Is that weird?
Yesterday, I called/met up with several friends I hadn’t seen in awhile and they all asked me (and my fiancee) how our wedding planning was going. And, to be perfectly honest, I probably could talk about it all day long. In fact, I almost did. I’m not necessarily one of those guys who will get obsessive about HIS DAY and talk about all the planning their doing but I don’t might chatting it up when asked. And people like to ask.
But since my fiancee and I are at the lull point in our wedding process, I sometimes feel bad that I don’t have more to talk about. We’ve nailed the venue, the dress, the wedding bands, the reception hall. We’ve got the photographer. We know how our ceremony is going to work, how the place will look, and how we want the reception done. Our registry is mostly complete. Our guest list is pretty solid. The only thing left is the nitty gritty details and to actually do any DIY stuff for our candy buffet, reception decorations, and the like. Oh. And our counseling that we’re required to attend through our church (which we probably should start rather soon since our current pastor – who I consider a friend – is leaving in a few months).

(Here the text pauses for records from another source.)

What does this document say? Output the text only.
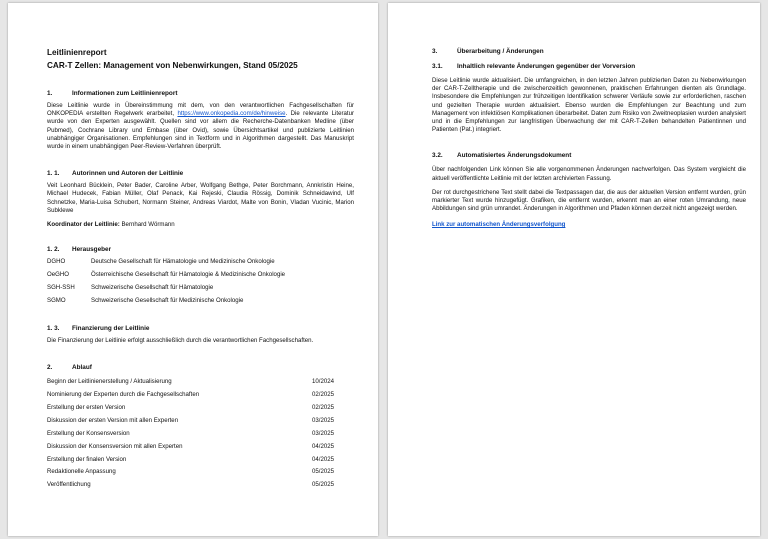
Leitlinienreport

CAR-T Zellen: Management von Nebenwirkungen, Stand 05/2025

1.	Informationen zum Leitlinienreport

Diese Leitlinie wurde in Übereinstimmung mit dem, von den verantwortlichen Fachgesellschaften für ONKOPEDIA erstellten Regelwerk erarbeitet, https://www.onkopedia.com/de/hinweise. Die relevante Literatur wurde von den Experten ausgewählt. Quellen sind vor allem die Recherche-Datenbanken Medline (über Pubmed), Cochrane Library und Embase (über Ovid), sowie Übersichtsartikel und publizierte Leitlinien unabhängiger Organisationen. Empfehlungen sind in Textform und in Algorithmen dargestellt. Das Manuskript wurde in einem unabhängigen Peer-Review-Verfahren überprüft.

1. 1.	Autorinnen und Autoren der Leitlinie

Veit Leonhard Bücklein, Peter Bader, Caroline Arber, Wolfgang Bethge, Peter Borchmann, Annkristin Heine, Michael Hudecek, Fabian Müller, Olaf Penack, Kai Rejeski, Claudia Rössig, Dominik Schneidawind, Ulf Schnetzke, Maria-Luisa Schubert, Normann Steiner, Andreas Viardot, Malte von Bonin, Vladan Vucinic, Marion Subklewe

Koordinator der Leitlinie: Bernhard Wörmann

1. 2.	Herausgeber
DGHO	Deutsche Gesellschaft für Hämatologie und Medizinische Onkologie
OeGHO	Österreichische Gesellschaft für Hämatologie & Medizinische Onkologie
SGH-SSH	Schweizerische Gesellschaft für Hämatologie
SGMO	Schweizerische Gesellschaft für Medizinische Onkologie
1. 3.	Finanzierung der Leitlinie

Die Finanzierung der Leitlinie erfolgt ausschließlich durch die verantwortlichen Fachgesellschaften.

2.	Ablauf
Beginn der Leitlinienerstellung / Aktualisierung	10/2024
Nominierung der Experten durch die Fachgesellschaften	02/2025
Erstellung der ersten Version	02/2025
Diskussion der ersten Version mit allen Experten	03/2025
Erstellung der Konsensversion	03/2025
Diskussion der Konsensversion mit allen Experten	04/2025
Erstellung der finalen Version	04/2025
Redaktionelle Anpassung	05/2025
Veröffentlichung	05/2025
3.	Überarbeitung / Änderungen
3.1.	Inhaltlich relevante Änderungen gegenüber der Vorversion

Diese Leitlinie wurde aktualisiert. Die umfangreichen, in den letzten Jahren publizierten Daten zu Nebenwirkungen der CAR-T-Zelltherapie und die zwischenzeitlich gewonnenen, praktischen Erfahrungen dienten als Grundlage. Insbesondere die Empfehlungen zur frühzeitigen Identifikation schwerer Verläufe sowie zur erforderlichen, raschen und gezielten Therapie wurden aktualisiert. Ebenso wurden die Empfehlungen zur Beachtung und zum Management von infektiösen Komplikationen überarbeitet. Daten zum Risiko von Zweitneoplasien wurden analysiert und in die Empfehlungen zur langfristigen Überwachung der mit CAR-T-Zellen behandelten Patientinnen und Patienten (Pat.) integriert.

3.2.	Automatisiertes Änderungsdokument

Über nachfolgenden Link können Sie alle vorgenommenen Änderungen nachverfolgen. Das System vergleicht die aktuell veröffentlichte Leitlinie mit der letzten archivierten Fassung.

Der rot durchgestrichene Text stellt dabei die Textpassagen dar, die aus der aktuellen Version entfernt wurden, grün markierter Text wurde hinzugefügt. Grafiken, die entfernt wurden, erkennt man an einer roten Umrandung, neue Abbildungen sind grün umrandet. Änderungen in Algorithmen und Pfaden können derzeit nicht angezeigt werden.

Link zur automatischen Änderungsverfolgung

But probably the big thing that makes wedding planning rather easy right now is that both my fiancee and I don’t have any family pressures. My parents are laid back and just want to know when the date is, how the planning is going, and they’ll show up with bells on. My fiancee’s family is the same. Her family is excited about coming to New York, visiting the city, seeing us, and watching my fiancee and I get married. We have no stress over who we should invite. We have no stress over how the wedding should look or be done. No one is trying to reign in how our big day should function. And that’s 80% of all wedding drama that is reported out there. If your family is laid back, wedding planning is sort of a joy.

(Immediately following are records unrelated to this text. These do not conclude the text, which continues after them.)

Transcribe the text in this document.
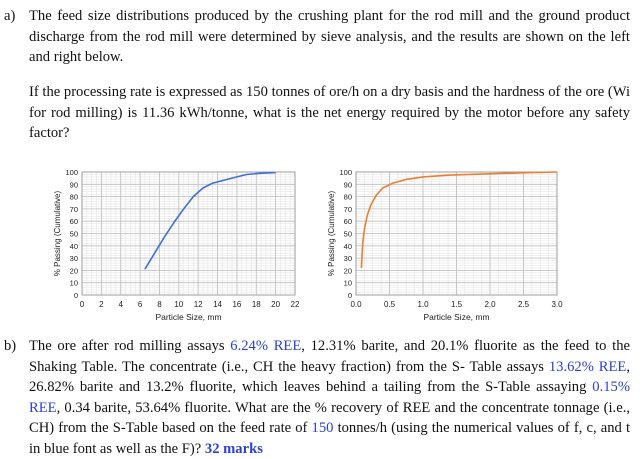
a) The feed size distributions produced by the crushing plant for the rod mill and the ground product discharge from the rod mill were determined by sieve analysis, and the results are shown on the left and right below.

If the processing rate is expressed as 150 tonnes of ore/h on a dry basis and the hardness of the ore (Wi for rod milling) is 11.36 kWh/tonne, what is the net energy required by the motor before any safety factor?

0 2 4 6 8 10 12 14 16 18 20 22
0
10
20
30
40
50
60
70
80
90
100
Particle Size, mm
% Passing (Cumulative)
0.0	0.5	1.0	1.5	2.0	2.5	3.0
0
10
20
30
40
50
60
70
80
90
100
Particle Size, mm
% Passing (Cumulative)
b) The ore after rod milling assays 6.24% REE, 12.31% barite, and 20.1% fluorite as the feed to the Shaking Table. The concentrate (i.e., CH the heavy fraction) from the S- Table assays 13.62% REE, 26.82% barite and 13.2% fluorite, which leaves behind a tailing from the S-Table assaying 0.15% REE, 0.34 barite, 53.64% fluorite. What are the % recovery of REE and the concentrate tonnage (i.e., CH) from the S-Table based on the feed rate of 150 tonnes/h (using the numerical values of f, c, and t in blue font as well as the F)? 32 marks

Though I do realize that not all families are like ours. Some families take weddings very seriously and believe in being heavily involved. These weddings, in my opinion, tend to be weddings where the “joining of families” can be a big deal. They’re also weddings where the wedding drama isn’t just restricted to just weddings – everyone has been pretty annoying/dramarific in every aspect of each other’s lives since day one. However, because it’s MY BIG DAY, brides to be and grooms to be seem to forget all the past problems and believe that their families are trying to ruin their big day. That’s not true – they’ve been involved in your drama since day one. Some brides to be should build that into their own planning/wedding expectations but most don’t. It’s like how many brides-to-be aren’t happy with their engagement rings but they refuse to tell their fiance’s what rings they want. They want to be surprised, they want the ring to be perfect, and they have a vision in their head that they want matched. They’ll put up with less, of course, but that doesn’t mean they’re happy about it. I find that to be a kinda lame way to live.
So the next thing on our wedding list is my fiancee’s shoes. She has an idea of what she wants and she notices that not many stores carry what she would like. Remember how I bitched about sleeveless wedding dresses? Same thing is going on with open-toe shoes. I understand that the world revolves around trends but you think, with 300 million people in the US, other options would exist. Ah well.